Sonra, bilirsiniz Antep-Fransız harbi on bir ay sürdükten sonra Gaziantep düştü. İşgal altına girdi. Antep harbini idare eden Türk Heyeti Merkeziyesi üyeleri, diğer kahramanlarla birlikte yirmi bir kişi Fransızlar tarafından esir edilerek Fransızların karargahı Amerikan Kollejine götürülüp hapsedildiler.

Bu esirler, Fransız askerlerinden her ne zaman işkence görseler içlerinden Frasızca bilen Ferit Bey’i hemen işgal kuvvetleri komutanına yollarlar, dertlerini duyururlar, Fransız askerlerinin işkencesinden bir zaman için kurutulurlarmış.

Ben de Hasan Remzi Bey’e şunları söyledim:

Hem de yabancı bir dil öğrenmek, dinini milletini değiştirmek demek değil ki... Ferit Bey bunun en güzel bir örneğidir. Dilini öğrendiği yabancı bir millet yurduna saldırınca nasıl şahlandı ? Onlarla on bir ay nasıl çarpıştı? Bize dinini, milletini, milliyetini sevmenin ne büyük bir örneğini verdi, gördük.

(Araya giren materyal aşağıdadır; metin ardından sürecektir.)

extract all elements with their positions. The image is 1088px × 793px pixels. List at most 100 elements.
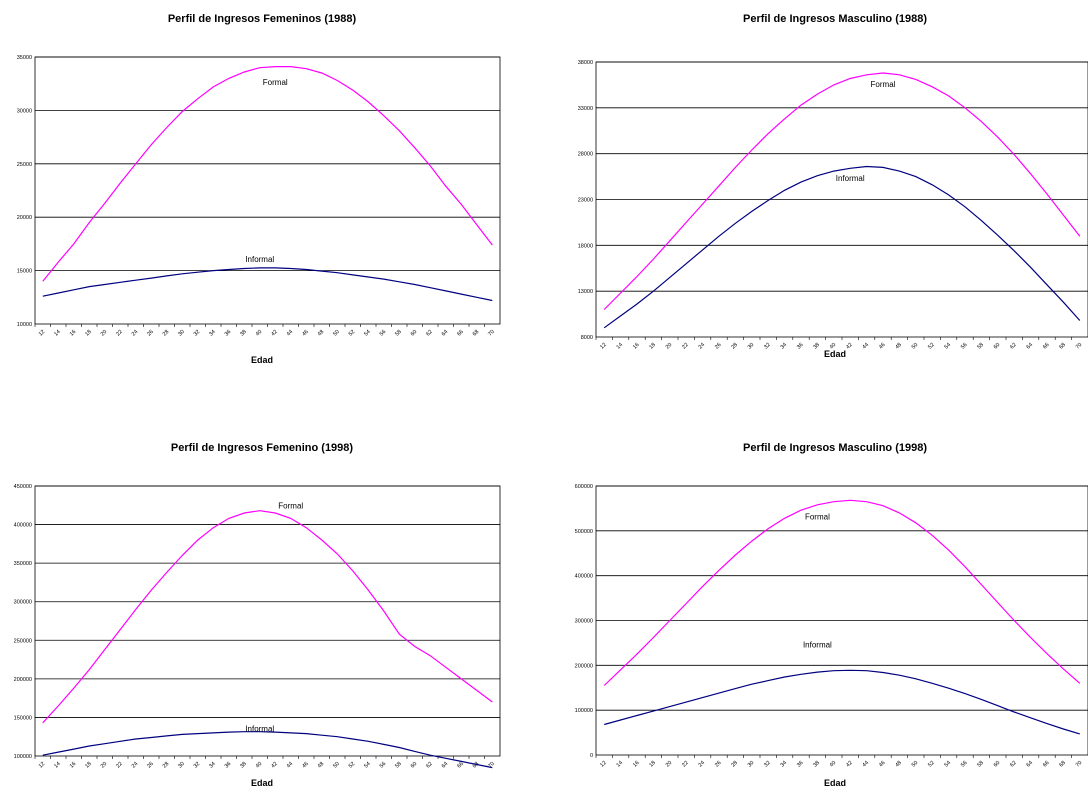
x-tick-label: 54: [363, 761, 372, 770]
x-tick-label: 12: [38, 329, 47, 338]
x-tick-label: 20: [665, 760, 674, 769]
x-tick-label: 48: [894, 342, 903, 351]
x-tick-label: 68: [1058, 760, 1067, 769]
x-tick-label: 16: [632, 760, 641, 769]
y-tick-label: 35000: [17, 55, 32, 61]
x-tick-label: 42: [270, 329, 279, 338]
x-tick-label: 26: [146, 761, 155, 770]
x-tick-label: 36: [796, 760, 805, 769]
x-tick-label: 12: [38, 761, 47, 770]
y-tick-label: 200000: [575, 663, 593, 669]
x-tick-label: 70: [487, 761, 496, 770]
x-tick-label: 66: [456, 761, 465, 770]
x-tick-label: 20: [100, 329, 109, 338]
x-tick-label: 62: [1009, 342, 1018, 351]
x-tick-label: 22: [681, 342, 690, 351]
x-tick-label: 24: [698, 760, 707, 769]
y-tick-label: 30000: [17, 108, 32, 114]
y-tick-label: 100000: [14, 754, 32, 760]
y-tick-label: 100000: [575, 708, 593, 714]
x-tick-label: 50: [911, 342, 920, 351]
x-tick-label: 30: [177, 329, 186, 338]
x-tick-label: 38: [239, 329, 248, 338]
x-tick-label: 34: [208, 761, 217, 770]
x-tick-label: 32: [763, 342, 772, 351]
x-tick-label: 28: [730, 342, 739, 351]
y-tick-label: 350000: [14, 561, 32, 567]
chart-1: Perfil de Ingresos Femeninos (1988) 10000…: [17, 13, 501, 365]
x-tick-label: 62: [425, 329, 434, 338]
x-tick-label: 40: [255, 761, 264, 770]
x-tick-label: 36: [796, 342, 805, 351]
x-tick-label: 44: [862, 342, 871, 351]
series-annotation: Informal: [245, 255, 274, 264]
series-annotation: Informal: [836, 174, 865, 183]
y-tick-label: 38000: [578, 60, 593, 66]
x-tick-label: 64: [441, 329, 450, 338]
x-tick-label: 36: [224, 329, 233, 338]
y-tick-label: 33000: [578, 106, 593, 112]
series-line-formal: [603, 499, 1081, 686]
x-tick-label: 18: [84, 761, 93, 770]
x-tick-label: 66: [456, 329, 465, 338]
x-tick-label: 48: [317, 761, 326, 770]
x-tick-label: 64: [441, 761, 450, 770]
x-tick-label: 34: [780, 760, 789, 769]
x-tick-label: 16: [632, 342, 641, 351]
x-tick-label: 54: [944, 342, 953, 351]
series-line-informal: [604, 669, 1080, 735]
x-tick-label: 56: [960, 760, 969, 769]
y-tick-label: 28000: [578, 152, 593, 158]
x-tick-label: 48: [894, 760, 903, 769]
y-tick-label: 18000: [578, 243, 593, 249]
x-tick-label: 20: [665, 342, 674, 351]
x-axis-label: Edad: [251, 778, 273, 788]
x-tick-label: 14: [616, 342, 625, 351]
x-tick-label: 64: [1026, 760, 1035, 769]
x-tick-label: 44: [286, 329, 295, 338]
chart-title: Perfil de Ingresos Femeninos (1988): [168, 13, 357, 25]
x-tick-label: 22: [115, 761, 124, 770]
x-tick-label: 26: [714, 342, 723, 351]
x-tick-label: 38: [812, 342, 821, 351]
y-tick-label: 450000: [14, 484, 32, 490]
y-tick-label: 300000: [575, 619, 593, 625]
x-axis-label: Edad: [251, 355, 273, 365]
x-tick-label: 12: [599, 342, 608, 351]
y-tick-label: 20000: [17, 215, 32, 221]
x-tick-label: 14: [53, 761, 62, 770]
x-tick-label: 58: [976, 760, 985, 769]
x-tick-label: 60: [993, 760, 1002, 769]
x-tick-label: 46: [301, 761, 310, 770]
y-tick-label: 300000: [14, 600, 32, 606]
x-axis-label: Edad: [824, 349, 846, 359]
y-tick-label: 500000: [575, 529, 593, 535]
x-tick-label: 32: [763, 760, 772, 769]
x-tick-label: 42: [845, 342, 854, 351]
x-tick-label: 30: [747, 342, 756, 351]
series-line-informal: [42, 267, 493, 302]
y-tick-label: 400000: [575, 574, 593, 580]
x-tick-label: 68: [472, 329, 481, 338]
x-tick-label: 52: [927, 760, 936, 769]
x-tick-label: 48: [317, 329, 326, 338]
x-tick-label: 28: [162, 329, 171, 338]
x-tick-label: 28: [730, 760, 739, 769]
y-tick-label: 400000: [14, 523, 32, 529]
x-tick-label: 70: [1075, 342, 1084, 351]
x-tick-label: 12: [599, 760, 608, 769]
x-axis-label: Edad: [824, 778, 846, 788]
x-tick-label: 68: [1058, 342, 1067, 351]
x-tick-label: 52: [348, 329, 357, 338]
chart-title: Perfil de Ingresos Masculino (1998): [743, 442, 927, 454]
y-tick-label: 250000: [14, 638, 32, 644]
x-tick-label: 24: [131, 329, 140, 338]
x-tick-label: 22: [681, 760, 690, 769]
x-tick-label: 40: [829, 342, 838, 351]
x-tick-label: 34: [208, 329, 217, 338]
plot-area: [34, 485, 501, 757]
x-tick-label: 14: [616, 760, 625, 769]
x-tick-label: 46: [878, 760, 887, 769]
series-annotation: Informal: [245, 724, 274, 733]
series-line-formal: [42, 510, 493, 724]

O halde: eskilerden: Kim ki okur Farisi, gider dinin yarısı. Kim ki okur fransız, olur dinsiz imansız... diyenler haltetmişler. “Her lisan, bir insandır.”

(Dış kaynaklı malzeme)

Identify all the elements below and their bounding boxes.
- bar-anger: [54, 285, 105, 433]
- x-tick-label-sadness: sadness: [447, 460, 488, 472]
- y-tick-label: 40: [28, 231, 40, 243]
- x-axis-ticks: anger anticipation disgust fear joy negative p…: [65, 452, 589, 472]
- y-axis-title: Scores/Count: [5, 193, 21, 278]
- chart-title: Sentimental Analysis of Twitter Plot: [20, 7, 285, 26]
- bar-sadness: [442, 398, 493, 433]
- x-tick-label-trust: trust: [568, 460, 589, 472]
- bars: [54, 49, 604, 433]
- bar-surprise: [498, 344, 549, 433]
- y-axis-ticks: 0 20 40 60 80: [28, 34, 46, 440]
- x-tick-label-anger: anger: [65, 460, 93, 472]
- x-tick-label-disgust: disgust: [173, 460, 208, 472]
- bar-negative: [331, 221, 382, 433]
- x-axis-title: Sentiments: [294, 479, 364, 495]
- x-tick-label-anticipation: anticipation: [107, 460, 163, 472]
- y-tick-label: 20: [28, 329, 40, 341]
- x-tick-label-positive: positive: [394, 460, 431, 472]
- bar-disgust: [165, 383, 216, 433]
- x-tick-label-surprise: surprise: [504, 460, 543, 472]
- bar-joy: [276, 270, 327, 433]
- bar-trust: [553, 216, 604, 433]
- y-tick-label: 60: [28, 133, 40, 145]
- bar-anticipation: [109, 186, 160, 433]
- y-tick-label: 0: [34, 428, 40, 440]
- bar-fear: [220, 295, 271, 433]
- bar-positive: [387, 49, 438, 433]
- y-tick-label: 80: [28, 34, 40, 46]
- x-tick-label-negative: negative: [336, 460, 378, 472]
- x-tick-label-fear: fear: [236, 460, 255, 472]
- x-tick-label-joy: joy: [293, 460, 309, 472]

Yüce Peygamberimiz bile: Türk lisanını öğreniniz. Çünkü onların uzun mülkü (geniş vatanı) vardır hadisi şerifile lisan öğrenmeyi bize tavsiye buyurmamışlar mı?

Onun için bugün Gaziantep Kollejini kuranlara, yaşatanlara, başta Cemil Alevli Bey olmak üzere içimde büyük hürmet hisleri beslerim. Hepsini hürmet ve minnetle selamlarım.

Not: Bu Frer mektebine sonradan rahmetli Ahmet Muhtar (Göğüş) Bey ile Hüseyin Cemil (Göğüş) Bey ve daha bazı müslüman çocukları da girip öğrenimlerini bitirdiklerini Haşan Remzi Bey sözlerine eklemiştir. Muhtar beyin babasının oğluna: “Oku oğlum, yabancı bir dil de öğren. Çünkü senin yaşayacağın zaman bizimkinden çok başka ve çok farklı olacaktır.’’ dediğini bende babamdan işittim.